UK heatwave: Should I shave my pet’s fur in extreme temperatures?

·4-min read
Should you shave your pet in a heatwave? (Getty Images/iStockphoto)
Should you shave your pet in a heatwave? (Getty Images/iStockphoto)

To say that it is really hot in the UK right now is an understatement, and conditions are about to get worse.

The current heatwave will see extreme temperatures as high as 37C hitting the south of England next week, with a “danger to life” weather warning extended until Tuesday (19 July).

The Met Office has warned that the severe conditions will likely cause serious illness and endanger lives, and there is a one in five chance that Britain could record its hottest ever temperature next week.

The intensely hot temperatures is not just being felt by people, but by our pets too.

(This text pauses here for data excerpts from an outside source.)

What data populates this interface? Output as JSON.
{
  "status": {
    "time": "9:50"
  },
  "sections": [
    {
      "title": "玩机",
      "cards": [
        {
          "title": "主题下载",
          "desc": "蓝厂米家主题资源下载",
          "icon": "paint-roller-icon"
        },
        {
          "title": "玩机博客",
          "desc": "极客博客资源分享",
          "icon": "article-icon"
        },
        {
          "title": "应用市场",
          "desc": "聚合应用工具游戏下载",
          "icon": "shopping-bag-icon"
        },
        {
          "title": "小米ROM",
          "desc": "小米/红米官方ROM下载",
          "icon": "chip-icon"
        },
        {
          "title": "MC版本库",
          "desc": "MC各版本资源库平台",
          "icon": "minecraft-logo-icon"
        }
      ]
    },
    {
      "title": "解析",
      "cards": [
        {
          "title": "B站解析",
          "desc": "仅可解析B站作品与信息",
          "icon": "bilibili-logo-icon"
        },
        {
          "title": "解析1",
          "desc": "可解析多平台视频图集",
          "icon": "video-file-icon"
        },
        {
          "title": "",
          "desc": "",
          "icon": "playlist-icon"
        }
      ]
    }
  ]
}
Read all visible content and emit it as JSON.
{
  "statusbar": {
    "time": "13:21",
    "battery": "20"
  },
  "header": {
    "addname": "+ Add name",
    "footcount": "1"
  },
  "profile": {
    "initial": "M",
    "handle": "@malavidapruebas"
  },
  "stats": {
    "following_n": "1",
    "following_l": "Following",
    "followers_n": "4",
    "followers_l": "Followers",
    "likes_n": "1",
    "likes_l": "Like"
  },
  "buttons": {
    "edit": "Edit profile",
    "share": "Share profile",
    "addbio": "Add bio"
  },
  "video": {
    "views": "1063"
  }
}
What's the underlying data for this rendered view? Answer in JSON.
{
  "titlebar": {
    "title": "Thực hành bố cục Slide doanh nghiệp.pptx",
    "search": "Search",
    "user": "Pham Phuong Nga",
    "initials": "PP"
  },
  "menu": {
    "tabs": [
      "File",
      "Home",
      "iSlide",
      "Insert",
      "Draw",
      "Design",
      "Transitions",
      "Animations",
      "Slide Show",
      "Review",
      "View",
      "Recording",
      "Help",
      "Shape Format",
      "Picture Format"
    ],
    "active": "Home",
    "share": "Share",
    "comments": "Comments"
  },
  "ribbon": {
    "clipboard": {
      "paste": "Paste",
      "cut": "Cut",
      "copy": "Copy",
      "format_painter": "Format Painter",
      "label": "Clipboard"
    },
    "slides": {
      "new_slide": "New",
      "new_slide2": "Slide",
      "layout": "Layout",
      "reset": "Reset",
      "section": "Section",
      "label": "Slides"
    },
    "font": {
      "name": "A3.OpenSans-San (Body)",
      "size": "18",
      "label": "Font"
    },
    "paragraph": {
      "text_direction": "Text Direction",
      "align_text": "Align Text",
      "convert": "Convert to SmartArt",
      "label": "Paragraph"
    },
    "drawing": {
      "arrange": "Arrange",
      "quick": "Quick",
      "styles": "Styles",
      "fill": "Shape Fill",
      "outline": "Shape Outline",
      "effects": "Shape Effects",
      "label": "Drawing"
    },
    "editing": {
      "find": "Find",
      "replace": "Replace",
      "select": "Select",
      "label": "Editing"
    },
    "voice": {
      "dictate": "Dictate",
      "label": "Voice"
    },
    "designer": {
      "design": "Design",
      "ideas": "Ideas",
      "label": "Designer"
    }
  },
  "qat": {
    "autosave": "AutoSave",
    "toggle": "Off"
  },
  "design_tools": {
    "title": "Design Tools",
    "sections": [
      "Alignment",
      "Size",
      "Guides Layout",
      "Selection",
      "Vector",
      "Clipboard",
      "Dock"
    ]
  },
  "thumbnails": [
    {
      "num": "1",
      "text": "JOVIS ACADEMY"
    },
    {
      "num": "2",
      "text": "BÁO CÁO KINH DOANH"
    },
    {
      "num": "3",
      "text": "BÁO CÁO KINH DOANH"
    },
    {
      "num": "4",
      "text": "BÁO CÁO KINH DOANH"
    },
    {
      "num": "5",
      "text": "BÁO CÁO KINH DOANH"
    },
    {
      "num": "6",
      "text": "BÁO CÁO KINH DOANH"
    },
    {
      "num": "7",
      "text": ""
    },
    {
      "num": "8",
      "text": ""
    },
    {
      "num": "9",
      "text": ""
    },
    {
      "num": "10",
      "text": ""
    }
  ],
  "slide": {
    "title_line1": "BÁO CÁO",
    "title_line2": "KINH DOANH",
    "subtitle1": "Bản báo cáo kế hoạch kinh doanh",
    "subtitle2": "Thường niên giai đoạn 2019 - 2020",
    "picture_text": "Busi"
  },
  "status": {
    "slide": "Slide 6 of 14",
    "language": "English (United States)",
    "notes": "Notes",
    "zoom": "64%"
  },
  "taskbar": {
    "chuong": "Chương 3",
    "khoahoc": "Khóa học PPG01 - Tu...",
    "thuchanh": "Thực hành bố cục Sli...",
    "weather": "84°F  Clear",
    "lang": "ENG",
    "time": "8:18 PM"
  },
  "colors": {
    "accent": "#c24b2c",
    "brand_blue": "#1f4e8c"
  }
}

Seeing them visibly uncomfortable in the heat can be distressing.

As our beloved furry friends pant and search for cool, shady spots to get away from the relentless heat, it might be tempting to think that shaving their fur will help them cool down.

Follow the latest updates on the UK heatwave here

But is it a good idea?

Dr Samantha Webster, veterinarian at Joii Pet Care, warns pet owners to “back away from the clippers”.

“It may seem counterintuitive, but clipping pets’ fur can actually make them hotter instead of cooler,” she tells The Independent.

 (Getty Images/iStockphoto)
(Getty Images/iStockphoto)

Although humans might think that shorning a dog or cat of their fur might be akin to taking off a layer of clothes, this isn’t the case.

Dr Webster explains: “During hot weather, pets’ fur holds a layer of cool air next to their body to stop them from overheating.

“Whilst a trim of a long or unruly coat might be helpful, pet parents should never shave pets down to the skin.”

Even when it comes to pets that appear to have very thick coats, such as huskies, Dr Webster says the same principle applies.

“Huskies have what is known as a double coat, which means that the underlayer is a layer of fine soft hair close to the skin, and this is what keeps them warm in the winter and cool in the summer,” she says, warning owners to “definitely not clip that”.

 (Getty Images/iStockphoto)
(Getty Images/iStockphoto)

However, dog breeds with double coats, including huskies, golden and Labrador retrievers, German shepherds, Pomeranians, chows, and corgis, could benefit from regular trims and grooming.

“Double-coated breeds shed a lot and brushing out that shedding undercoat will help improve airflow near the body, keeping them cool,” Dr Webster says.

If you’ve already taken the well-meaning, but ill-advised step of shaving your pet, you may need to take extra measures to protect them from the sun, she tells The Independent.

“Clipping or shaving a pet’s fur means they get more direct sunlight on their skin, which can lead to an increased risk of overheating, heat stroke and sunburn.

“The good news is that fur grows back,” she adds. “Until that happens, pet parents should limit how much time the pet spends in direct sunlight, apply pet suncream and follow the below tips to help the pet keep cool.”

So, don’t shave your pets even if they appear hot and uncomfortable during the heatwave. Instead, Dr Webster recommends taking other measures to help keep them cool.

Brushing their fur regularly to remove loose hair and prevent matting helps to allow better air circulation near the skin.

 (Getty Images/iStockphoto)
(Getty Images/iStockphoto)

If your pet’s fur is badly matted or too long, take them to a professional groomer who can help them feel better.

A groomer will also be able to trim fur around the feet, where pets sweat, or around their tummy and legs to help keep them cool.

Additionally, making sure they have access to cool water and shade is essential to keeping pets comfortable during the heatwave.

Dog owners should only take their pooches out for walks during the coolest parts of the day, Dr Webster says.

“If it’s too hot, then skip the walk altogether,” she recommends. “Over-exercising in hot weather is the most common cause of heatstroke in dogs.”

Dr Webster also emphasised the importance of never leaving your dog unattended in a hot car, adding: “It can take as little as 10 minutes for a dog to overheat.”

Last but not least, being aware of the signs of heatstroke could save your pet in case of emergency.

Symptoms of heatstroke in pets include heavy panting, difficulty breathing, drooling, lethargy, vomiting and collapsing.

“If owners do see these signs, they should seek veterinary care immediately,” Dr Webster urges.